Problem 2: Checking for Overlap

  1. In order for Causal ML to be successful, there needs to be variation in the treatment variable for all combinations of the confounder variables. For a continuous treatment, it is important that there is residual variation left-over after the Causal Forest predicts the treatment using confounders. Keeping with the structure of the original vignette (same definition of ‘W’, ‘X’, ‘Y’, and ‘T’), use ‘LassoCV’ to predict \(T\) using \(W\). Calculate and report the \(R^2\). Does this value of \(R^2\) support the suitability of this dataset for Causal Inference?

Problem 3: Fitting and Interpreting the Model

  1. Perform a train-test split on the data. Repeat the fit in the vignette to the training set (you can copy their code with suitable modifications to make it work) using a ‘CausalForestDML’ model to learn the effect of income on price elasticity. Plot the price elasticity versus income with confidence intervals. Calculate the average treatment effect and confidence intervals.
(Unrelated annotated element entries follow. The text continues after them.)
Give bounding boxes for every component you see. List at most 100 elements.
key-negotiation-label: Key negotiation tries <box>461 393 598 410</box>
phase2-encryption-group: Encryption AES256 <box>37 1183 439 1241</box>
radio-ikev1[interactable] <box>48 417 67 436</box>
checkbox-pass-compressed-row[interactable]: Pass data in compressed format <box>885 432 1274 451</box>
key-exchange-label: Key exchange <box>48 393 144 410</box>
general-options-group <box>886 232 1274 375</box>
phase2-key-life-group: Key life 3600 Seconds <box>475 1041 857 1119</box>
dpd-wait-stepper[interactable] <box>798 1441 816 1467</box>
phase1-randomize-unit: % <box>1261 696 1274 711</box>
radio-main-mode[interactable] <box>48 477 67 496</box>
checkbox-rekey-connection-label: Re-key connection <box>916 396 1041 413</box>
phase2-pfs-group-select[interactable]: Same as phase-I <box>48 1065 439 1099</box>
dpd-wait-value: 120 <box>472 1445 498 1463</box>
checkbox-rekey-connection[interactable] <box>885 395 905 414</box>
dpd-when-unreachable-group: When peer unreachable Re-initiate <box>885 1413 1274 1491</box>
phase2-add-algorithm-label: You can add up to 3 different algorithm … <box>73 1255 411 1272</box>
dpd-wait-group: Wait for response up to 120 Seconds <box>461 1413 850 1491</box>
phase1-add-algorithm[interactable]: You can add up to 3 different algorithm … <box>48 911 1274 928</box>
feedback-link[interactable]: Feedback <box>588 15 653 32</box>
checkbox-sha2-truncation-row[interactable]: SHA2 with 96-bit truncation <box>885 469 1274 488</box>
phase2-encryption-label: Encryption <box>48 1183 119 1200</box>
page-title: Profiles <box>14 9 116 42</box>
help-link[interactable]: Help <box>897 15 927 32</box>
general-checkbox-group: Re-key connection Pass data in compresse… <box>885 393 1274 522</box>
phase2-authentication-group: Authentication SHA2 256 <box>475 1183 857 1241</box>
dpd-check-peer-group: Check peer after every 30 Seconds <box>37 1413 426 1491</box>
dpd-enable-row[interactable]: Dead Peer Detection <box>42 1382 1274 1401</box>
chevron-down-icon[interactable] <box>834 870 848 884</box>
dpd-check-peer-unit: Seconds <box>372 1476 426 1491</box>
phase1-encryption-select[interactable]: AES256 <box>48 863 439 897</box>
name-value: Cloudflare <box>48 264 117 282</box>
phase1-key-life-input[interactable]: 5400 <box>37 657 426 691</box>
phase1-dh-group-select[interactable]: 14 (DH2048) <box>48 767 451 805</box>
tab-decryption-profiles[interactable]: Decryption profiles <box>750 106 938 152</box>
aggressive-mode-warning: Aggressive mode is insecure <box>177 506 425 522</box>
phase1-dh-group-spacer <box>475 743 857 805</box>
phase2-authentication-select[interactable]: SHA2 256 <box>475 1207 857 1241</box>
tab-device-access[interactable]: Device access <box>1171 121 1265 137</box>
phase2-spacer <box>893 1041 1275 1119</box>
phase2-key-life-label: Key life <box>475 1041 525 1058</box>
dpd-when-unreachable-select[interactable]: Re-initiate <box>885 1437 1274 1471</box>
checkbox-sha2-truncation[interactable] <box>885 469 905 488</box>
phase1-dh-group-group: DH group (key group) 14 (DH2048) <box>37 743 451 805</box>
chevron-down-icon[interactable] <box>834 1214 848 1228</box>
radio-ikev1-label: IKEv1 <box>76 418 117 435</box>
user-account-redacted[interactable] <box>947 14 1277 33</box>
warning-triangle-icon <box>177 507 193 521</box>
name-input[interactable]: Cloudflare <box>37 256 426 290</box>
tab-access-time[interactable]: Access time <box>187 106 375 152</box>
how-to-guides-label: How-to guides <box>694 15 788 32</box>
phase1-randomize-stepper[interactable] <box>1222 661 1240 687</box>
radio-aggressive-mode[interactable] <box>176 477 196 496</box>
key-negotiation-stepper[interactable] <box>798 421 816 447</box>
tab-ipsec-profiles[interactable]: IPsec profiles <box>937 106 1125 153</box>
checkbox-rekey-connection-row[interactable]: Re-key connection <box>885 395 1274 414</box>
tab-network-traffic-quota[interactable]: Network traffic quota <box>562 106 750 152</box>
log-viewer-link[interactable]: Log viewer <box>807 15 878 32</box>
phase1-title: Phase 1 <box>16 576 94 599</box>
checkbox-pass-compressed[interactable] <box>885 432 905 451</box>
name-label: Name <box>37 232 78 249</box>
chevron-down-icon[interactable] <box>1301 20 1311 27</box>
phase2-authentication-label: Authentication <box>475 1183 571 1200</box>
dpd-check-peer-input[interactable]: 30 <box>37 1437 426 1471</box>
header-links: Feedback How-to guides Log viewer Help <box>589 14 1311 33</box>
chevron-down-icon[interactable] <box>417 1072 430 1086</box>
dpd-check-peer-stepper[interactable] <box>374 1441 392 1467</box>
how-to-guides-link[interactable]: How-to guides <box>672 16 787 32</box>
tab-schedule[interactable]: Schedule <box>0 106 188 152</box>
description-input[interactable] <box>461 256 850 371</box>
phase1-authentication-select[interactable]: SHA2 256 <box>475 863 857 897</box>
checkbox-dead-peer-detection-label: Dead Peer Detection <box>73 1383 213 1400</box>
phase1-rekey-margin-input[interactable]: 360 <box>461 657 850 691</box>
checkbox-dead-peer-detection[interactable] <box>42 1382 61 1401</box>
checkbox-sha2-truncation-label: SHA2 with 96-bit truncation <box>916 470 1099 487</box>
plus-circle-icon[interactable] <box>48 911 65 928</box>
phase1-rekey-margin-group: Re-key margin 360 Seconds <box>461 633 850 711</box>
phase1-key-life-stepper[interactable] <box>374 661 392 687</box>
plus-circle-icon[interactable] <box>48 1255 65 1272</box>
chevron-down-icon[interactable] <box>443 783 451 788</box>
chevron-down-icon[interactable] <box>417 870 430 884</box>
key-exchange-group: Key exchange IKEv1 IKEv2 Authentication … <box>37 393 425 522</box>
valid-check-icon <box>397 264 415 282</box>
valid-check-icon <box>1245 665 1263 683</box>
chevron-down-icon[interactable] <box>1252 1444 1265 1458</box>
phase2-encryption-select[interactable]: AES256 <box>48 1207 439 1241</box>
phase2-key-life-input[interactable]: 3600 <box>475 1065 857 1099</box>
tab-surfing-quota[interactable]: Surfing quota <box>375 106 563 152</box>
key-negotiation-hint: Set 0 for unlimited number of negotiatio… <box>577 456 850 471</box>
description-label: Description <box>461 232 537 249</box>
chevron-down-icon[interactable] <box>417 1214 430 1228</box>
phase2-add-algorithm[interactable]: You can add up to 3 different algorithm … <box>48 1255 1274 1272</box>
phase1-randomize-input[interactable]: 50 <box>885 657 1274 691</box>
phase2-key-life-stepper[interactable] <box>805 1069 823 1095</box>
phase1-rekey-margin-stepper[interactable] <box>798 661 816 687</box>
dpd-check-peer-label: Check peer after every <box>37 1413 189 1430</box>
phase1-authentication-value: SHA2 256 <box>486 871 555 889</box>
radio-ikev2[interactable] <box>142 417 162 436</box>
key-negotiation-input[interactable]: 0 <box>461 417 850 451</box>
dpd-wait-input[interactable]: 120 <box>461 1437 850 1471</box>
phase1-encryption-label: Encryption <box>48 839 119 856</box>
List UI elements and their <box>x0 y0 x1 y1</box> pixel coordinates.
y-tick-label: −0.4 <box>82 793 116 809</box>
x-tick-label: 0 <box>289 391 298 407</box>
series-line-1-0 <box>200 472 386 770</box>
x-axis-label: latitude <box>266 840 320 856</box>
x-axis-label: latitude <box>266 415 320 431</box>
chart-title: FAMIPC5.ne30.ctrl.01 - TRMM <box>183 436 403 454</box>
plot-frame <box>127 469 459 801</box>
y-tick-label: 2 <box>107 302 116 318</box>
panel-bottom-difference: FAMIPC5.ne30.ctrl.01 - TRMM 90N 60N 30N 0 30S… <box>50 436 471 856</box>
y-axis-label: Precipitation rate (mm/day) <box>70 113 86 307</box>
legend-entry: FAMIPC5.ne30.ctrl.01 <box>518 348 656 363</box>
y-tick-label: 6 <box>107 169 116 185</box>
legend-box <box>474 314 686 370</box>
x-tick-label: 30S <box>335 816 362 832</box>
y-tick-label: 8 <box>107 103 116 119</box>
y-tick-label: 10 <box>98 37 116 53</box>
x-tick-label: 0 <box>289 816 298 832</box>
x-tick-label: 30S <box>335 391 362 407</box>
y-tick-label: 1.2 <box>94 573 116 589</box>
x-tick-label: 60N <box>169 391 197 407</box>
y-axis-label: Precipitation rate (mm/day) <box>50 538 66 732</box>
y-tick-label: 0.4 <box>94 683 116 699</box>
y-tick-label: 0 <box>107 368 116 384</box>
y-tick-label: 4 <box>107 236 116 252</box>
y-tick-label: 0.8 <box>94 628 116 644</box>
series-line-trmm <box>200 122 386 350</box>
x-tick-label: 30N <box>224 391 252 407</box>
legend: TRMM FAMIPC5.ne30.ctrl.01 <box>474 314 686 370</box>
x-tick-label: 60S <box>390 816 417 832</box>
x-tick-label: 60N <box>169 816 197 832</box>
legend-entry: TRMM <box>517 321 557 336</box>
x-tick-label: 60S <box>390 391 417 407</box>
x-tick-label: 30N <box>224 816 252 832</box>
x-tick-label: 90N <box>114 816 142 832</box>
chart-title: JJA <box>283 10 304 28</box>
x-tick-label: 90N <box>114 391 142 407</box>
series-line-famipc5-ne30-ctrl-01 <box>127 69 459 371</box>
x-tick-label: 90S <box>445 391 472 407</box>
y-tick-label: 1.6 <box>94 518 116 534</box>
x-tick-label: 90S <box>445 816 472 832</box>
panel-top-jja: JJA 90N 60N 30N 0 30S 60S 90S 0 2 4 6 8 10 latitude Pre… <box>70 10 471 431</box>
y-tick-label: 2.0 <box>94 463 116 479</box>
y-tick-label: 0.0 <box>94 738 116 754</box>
  2. Compute the R-score on the testing/validation set to determine the strength of the heterogeneity. What is your interpretation of the R-score value? Fit a ‘LinearDML’ model in the same manner and compare the R-score to the ‘CausalForestDML’. Is either model noticeably better?

  3. Compute a sensitivity check using the ‘sensitivity_interval’ method of your fit model. This determines how strong an unobserved confounder would have to be to change the results of your analysis in a meaningful way. The method recalculates confidence intervals for the ATE based on two parameters ‘c_t’ and ‘c_y’, which are the fraction of residual variance explained by the hypothetical confounder for the treatment and the target respectively. One method for determining the range of ‘c_t’ and ‘c_y’ to explore by checking the values of ‘c_t’ and ‘c_y’ for existing confounders. If you were to do this check, you would find that the most important confounder is the ‘feat’ variable (whether the item was advertised that week), and the range should be up to ‘c_t=0.1’ and ‘c_y=0.3’. Compute the sensitivity check for the most extreme scenario, with ‘c_t=0.1’ and ‘c_y=0.3’. What are the resulting confidence intervals for the ATE? Do they contain 0?

Problem 4: CATE for Brands and Income

  1. The three brands of orange juice have different price points and are targetted at different customer segments, with ‘dominicks’ as the discount brand, ‘minute.maid’ as the mid-range brand, and ‘tropicana’ as the premium brand. Move the brand variables from confounder matrix W to the modifier matrix X and refit the model. Calculate the feature importances for all the modifiers and plot the elasticity as a function of income for each of the three brands. How do the elasticities differ by brand?